BGMV performs better than SGMV?
opened this issue · comments
I benchmarked various kernels on the A100 using the benchmark script, and it seems that the BGMV kernel outperforms the SGMV kernels for individual requests (bgmv senario).
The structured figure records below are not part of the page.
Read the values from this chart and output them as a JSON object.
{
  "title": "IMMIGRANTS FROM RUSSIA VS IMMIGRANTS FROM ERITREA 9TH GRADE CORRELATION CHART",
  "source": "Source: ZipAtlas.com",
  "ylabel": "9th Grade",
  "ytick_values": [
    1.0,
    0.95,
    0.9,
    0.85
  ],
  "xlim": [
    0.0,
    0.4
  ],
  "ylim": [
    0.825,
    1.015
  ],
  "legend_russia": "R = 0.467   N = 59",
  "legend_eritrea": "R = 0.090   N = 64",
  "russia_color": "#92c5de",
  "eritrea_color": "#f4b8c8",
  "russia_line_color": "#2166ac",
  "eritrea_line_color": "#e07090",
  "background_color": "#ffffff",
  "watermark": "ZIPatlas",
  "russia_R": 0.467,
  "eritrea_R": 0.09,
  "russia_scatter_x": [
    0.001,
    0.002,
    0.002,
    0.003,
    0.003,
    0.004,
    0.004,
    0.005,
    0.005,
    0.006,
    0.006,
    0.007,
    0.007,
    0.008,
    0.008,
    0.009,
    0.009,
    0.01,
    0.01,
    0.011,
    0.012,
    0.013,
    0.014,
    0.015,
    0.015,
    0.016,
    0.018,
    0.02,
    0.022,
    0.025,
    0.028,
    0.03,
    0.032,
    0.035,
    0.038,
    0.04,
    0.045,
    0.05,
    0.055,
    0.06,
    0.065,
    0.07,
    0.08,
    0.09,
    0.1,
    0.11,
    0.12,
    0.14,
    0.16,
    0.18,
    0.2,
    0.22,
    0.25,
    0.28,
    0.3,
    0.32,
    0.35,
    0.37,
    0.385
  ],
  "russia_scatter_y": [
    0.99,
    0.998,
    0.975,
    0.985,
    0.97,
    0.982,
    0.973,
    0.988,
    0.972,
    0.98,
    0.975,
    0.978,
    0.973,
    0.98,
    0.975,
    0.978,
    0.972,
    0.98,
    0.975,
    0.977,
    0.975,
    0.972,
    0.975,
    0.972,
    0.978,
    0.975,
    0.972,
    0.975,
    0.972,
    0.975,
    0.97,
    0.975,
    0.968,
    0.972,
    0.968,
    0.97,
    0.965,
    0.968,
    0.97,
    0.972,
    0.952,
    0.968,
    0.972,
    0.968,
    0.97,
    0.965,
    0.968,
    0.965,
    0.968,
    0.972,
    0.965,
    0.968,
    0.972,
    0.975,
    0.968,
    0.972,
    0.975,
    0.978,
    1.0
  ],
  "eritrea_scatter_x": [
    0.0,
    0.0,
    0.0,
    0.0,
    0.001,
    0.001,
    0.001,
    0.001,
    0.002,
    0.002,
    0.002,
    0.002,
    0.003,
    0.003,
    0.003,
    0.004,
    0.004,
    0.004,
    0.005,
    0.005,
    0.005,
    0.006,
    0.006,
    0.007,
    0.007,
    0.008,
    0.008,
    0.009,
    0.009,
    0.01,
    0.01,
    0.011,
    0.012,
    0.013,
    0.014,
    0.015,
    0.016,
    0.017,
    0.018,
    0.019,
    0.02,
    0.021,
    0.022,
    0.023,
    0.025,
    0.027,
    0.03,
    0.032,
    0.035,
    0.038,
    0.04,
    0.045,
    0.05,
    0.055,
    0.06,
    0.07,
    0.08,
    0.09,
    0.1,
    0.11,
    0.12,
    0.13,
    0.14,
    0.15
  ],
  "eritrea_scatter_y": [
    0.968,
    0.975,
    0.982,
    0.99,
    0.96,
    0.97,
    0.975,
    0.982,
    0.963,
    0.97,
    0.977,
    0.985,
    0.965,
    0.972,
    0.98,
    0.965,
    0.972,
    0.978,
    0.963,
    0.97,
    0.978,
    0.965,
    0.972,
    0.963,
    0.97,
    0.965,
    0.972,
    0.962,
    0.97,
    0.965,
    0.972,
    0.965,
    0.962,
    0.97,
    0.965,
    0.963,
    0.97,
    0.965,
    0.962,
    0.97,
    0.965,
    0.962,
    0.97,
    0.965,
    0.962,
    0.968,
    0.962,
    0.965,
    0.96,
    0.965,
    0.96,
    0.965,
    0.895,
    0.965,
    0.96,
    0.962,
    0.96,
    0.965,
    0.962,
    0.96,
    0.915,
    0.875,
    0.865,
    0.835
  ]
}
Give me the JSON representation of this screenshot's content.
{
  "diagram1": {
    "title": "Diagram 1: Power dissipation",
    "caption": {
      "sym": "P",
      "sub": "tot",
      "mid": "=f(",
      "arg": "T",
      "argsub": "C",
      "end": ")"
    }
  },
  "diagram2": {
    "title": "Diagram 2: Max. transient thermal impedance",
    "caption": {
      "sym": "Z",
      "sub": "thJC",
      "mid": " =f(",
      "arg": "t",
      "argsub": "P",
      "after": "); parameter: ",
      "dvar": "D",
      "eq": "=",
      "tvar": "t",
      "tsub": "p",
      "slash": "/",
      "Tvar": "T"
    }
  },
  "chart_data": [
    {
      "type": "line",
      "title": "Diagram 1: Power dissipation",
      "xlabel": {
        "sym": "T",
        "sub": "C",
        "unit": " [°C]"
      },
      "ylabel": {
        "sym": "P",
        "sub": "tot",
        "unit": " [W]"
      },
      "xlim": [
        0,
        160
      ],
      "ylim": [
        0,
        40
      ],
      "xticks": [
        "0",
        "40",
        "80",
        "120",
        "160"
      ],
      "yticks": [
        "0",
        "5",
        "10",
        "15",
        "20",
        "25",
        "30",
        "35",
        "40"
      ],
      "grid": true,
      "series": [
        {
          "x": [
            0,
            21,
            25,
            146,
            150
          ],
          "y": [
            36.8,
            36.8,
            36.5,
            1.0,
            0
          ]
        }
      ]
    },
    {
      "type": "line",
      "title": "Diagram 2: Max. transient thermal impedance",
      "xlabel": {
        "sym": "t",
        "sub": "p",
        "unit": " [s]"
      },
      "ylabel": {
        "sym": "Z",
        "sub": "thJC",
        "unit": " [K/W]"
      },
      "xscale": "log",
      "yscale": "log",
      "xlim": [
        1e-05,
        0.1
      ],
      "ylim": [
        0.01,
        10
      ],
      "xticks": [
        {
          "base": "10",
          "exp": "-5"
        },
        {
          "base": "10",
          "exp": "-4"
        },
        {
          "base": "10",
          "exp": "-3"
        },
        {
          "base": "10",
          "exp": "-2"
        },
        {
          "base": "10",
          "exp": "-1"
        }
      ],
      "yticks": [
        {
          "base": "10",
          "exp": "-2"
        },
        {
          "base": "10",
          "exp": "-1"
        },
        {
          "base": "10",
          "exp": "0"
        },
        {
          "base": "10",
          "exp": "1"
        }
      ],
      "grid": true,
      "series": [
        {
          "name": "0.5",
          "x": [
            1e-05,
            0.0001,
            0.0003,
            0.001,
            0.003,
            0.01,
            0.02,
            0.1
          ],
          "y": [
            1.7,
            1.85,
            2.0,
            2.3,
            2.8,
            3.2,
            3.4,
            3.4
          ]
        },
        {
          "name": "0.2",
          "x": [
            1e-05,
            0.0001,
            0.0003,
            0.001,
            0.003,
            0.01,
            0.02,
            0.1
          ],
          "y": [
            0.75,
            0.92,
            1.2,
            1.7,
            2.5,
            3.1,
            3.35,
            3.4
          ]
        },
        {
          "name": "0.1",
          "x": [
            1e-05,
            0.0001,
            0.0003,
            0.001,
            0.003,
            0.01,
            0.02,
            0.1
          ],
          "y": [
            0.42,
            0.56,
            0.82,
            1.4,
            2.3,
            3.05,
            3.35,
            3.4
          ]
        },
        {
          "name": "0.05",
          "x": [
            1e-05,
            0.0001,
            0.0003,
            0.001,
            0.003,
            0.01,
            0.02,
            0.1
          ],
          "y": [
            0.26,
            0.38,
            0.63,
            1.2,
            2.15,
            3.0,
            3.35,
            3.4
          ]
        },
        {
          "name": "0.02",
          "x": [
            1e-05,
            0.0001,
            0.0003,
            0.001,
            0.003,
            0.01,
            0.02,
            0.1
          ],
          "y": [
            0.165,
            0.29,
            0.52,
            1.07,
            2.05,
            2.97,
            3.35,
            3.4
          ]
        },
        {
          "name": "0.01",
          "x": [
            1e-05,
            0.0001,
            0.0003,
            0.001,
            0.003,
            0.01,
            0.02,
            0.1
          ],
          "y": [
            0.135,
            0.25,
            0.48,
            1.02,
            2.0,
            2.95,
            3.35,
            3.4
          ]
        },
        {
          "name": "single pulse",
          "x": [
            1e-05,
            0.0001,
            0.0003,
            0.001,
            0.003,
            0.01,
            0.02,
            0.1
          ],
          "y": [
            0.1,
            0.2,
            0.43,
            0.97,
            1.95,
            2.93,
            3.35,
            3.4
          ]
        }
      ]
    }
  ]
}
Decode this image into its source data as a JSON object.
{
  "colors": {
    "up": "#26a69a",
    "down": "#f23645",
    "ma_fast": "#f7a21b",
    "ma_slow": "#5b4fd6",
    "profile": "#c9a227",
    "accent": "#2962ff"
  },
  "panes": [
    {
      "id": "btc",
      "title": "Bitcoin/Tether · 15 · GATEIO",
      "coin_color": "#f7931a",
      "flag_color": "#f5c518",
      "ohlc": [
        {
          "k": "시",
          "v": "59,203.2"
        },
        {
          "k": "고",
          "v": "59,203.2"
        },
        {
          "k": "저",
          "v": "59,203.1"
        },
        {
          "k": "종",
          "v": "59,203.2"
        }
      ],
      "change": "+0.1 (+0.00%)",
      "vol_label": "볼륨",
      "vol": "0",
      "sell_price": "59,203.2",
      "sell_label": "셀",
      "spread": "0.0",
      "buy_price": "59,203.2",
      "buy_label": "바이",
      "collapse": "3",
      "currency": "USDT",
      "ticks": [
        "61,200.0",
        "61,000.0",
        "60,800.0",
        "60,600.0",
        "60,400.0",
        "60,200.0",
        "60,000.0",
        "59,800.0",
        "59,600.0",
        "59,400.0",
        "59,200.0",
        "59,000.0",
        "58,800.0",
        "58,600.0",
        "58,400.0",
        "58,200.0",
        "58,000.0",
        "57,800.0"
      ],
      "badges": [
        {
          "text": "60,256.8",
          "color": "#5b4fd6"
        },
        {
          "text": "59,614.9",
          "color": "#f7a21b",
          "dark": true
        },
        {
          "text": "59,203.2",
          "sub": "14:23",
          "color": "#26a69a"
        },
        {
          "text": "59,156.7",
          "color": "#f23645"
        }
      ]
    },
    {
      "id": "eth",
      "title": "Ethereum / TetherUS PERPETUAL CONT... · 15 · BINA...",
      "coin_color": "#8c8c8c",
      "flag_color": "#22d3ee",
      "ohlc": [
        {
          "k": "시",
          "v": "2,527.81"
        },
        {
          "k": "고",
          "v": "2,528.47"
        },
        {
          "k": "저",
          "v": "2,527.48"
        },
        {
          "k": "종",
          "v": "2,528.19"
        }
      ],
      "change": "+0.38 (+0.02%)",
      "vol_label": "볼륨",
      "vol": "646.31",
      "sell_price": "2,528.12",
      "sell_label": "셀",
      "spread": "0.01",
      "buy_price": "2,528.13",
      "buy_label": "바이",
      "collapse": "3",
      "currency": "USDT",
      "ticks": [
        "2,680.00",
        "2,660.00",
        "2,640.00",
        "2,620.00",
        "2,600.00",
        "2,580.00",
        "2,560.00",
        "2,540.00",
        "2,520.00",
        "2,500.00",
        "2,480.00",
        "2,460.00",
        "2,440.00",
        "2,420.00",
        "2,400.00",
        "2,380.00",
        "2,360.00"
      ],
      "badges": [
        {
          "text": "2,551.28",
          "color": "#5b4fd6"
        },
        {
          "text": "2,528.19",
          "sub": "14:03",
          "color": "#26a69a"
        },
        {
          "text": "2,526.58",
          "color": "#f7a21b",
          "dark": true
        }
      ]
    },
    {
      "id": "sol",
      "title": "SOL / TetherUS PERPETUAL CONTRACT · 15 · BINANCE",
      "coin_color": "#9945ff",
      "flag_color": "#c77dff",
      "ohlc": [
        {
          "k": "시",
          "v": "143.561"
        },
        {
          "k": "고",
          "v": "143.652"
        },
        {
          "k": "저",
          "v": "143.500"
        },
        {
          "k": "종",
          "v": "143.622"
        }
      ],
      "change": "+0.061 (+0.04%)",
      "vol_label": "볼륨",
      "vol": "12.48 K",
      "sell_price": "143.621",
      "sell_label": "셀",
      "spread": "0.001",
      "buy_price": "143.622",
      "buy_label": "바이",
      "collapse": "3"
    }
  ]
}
Is this expected?
![Screenshot 2024-01-31 at 4 28 27 PM](https://private-user-images.githubusercontent.com/84881952/301348310-cabe1c29-1dfc-4b9a-830f-471d94f9fd34.png?jwt=eyJhbGciOiJIUzI1NiIsInR5cCI6IkpXVCJ9.eyJpc3MiOiJnaXRodWIuY29tIiwiYXVkIjoicmF3LmdpdGh1YnVzZXJjb250ZW50LmNvbSIsImtleSI6ImtleTUiLCJleHAiOjE3MjIxMTU3MjUsIm5iZiI6MTcyMjExNTQyNSwicGF0aCI6Ii84NDg4MTk1Mi8zMDEzNDgzMTAtY2FiZTFjMjktMWRmYy00YjlhLTgzMGYtNDcxZDk0ZjlmZDM0LnBuZz9YLUFtei1BbGdvcml0aG09QVdTNC1ITUFDLVNIQTI1NiZYLUFtei1DcmVkZW50aWFsPUFLSUFWQ09EWUxTQTUzUFFLNFpBJTJGMjAyNDA3MjclMkZ1cy1lYXN0LTElMkZzMyUyRmF3czRfcmVxdWVzdCZYLUFtei1EYXRlPTIwMjQwNzI3VDIxMjM0NVomWC1BbXotRXhwaXJlcz0zMDAmWC1BbXotU2lnbmF0dXJlPWY3NTczYTI1YjAwZThhZDhlODEzMGE2NmE5NjVkNzk5MmY4OTMwNzgzMTMzZTU1OGZiY2U0MjE0YmVmMjI5NGQmWC1BbXotU2lnbmVkSGVhZGVycz1ob3N0JmFjdG9yX2lkPTAma2V5X2lkPTAmcmVwb19pZD0wIn0.fI4DwiY9qkzQA_rdTYl9NGnpv52W8F9zh-ohSeqVT-4)
Hi @jsheng-jian , thanks for doing the benchmark and yes it's somewhat expected considering the current SGMV implementation is not optimized for individual requests. A better implementation of SGMV (we are integrating them into flashinfer) may have a similar performance to bgmv but I don't expect sgmv would be faster in this case.